VBS is bankrupt and was liquidated in November, after being placed under curatorship by the South African Reserve Bank (SARB) in March 2018.

Advocate Terry Motau’s forensic report ‘The Great Bank Heist’ found that the R350-million loan facility from the PIC to VBS was used to plug the cash hole at the bank.

The Motau report revealed almost R2-billion was looted from VBS and payments were made to several politically connected individuals.

Civil and criminal cases will be lengthy and are unlikely to recover the full amount that was taken.

The commission of inquiry, headed up by Justice Lex Mpati is investigating investment decisions taken by the asset manager.

Loan changes

Associate principal of impact investing at the PIC, Brendah Mdluli told the commission of inquiry that the R350-million loan extended to VBS in 2015 was a revolving credit facility, which allowed the bank to borrow or drawdown further, after having repaid the capital.

Mdluli testified that the application for the loan was first introduced to her in 2014 by Paul Magula who was then the associate principal for unlisted debt within the PIC’s Isibaya fund, and a director on the board of VBS.

He was later transferred to the risk division and she continued to correspond about the loan conditions with a PIC legal representative, Ernest Nesane, who was also a member of the VBS board, on behalf of the asset manager.

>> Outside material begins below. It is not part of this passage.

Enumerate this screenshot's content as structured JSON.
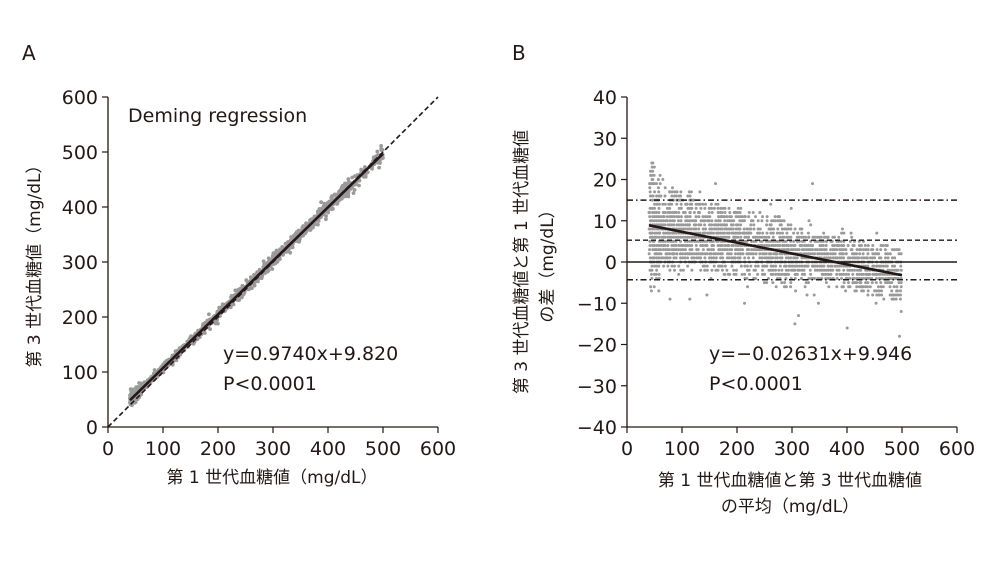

Both Magula and Nesane are banned from working in the financial services sector after they were found to be unfit and improper by the Financial Sector Conduct Authority (FSCA) for their role as VBS board members, the commission heard earlier in March.

Mdluli explained to the commission that the original loan facility agreement was changed on an electronic copy in April 2015 and she had printed out the original document sent earlier that month. The original document did not contain two controversial clauses. It was also the version she commented on.

The two clauses were added to the final agreement and she only became aware of the changes “at a very later stage” when VBS was placed under curatorship in March 2018.

This allowed the R350-million loan to be “subordinated” against other borrow creditors, which ranked the PIC debt below other claims by VBS lenders.

Another condition which was changed gave VBS the green light to convert the R350-million loan into equity or shares in the bank, at the discretion of the bank.

The original agreement also allowed for R200-million to be loaned initially and R150-million would be made available later in line with performance.

This condition was withdrawn in the final document.

Unlikely to recover funds

To date, VBS has used R324.8-million of the revolving credit facility, according to the PIC’s operations and investment support manager Sello Nkoane. The asset manager is unlikely to recover this money, given the changes to the original loan agreement.

Mdluli told the commission that the PIC’s legal department would be best placed to answer why the agreement was changed at the 11th hour.

Assistant commissioner Gill Marcus asked if the PIC has a system in place to monitor changes to draft agreements as there had been several similar cases to the VBS loan agreement and there should be “some review” of this.

Mdluli responded that the person sending the original document is responsible for monitoring the amendments and comments prior to final approval.

In the case of the VBS loan agreement, this was Nesane.

The PIC board in December said that it would pursue criminal charges against Nesane and Magula for failing to report suspicious transactions at VBS.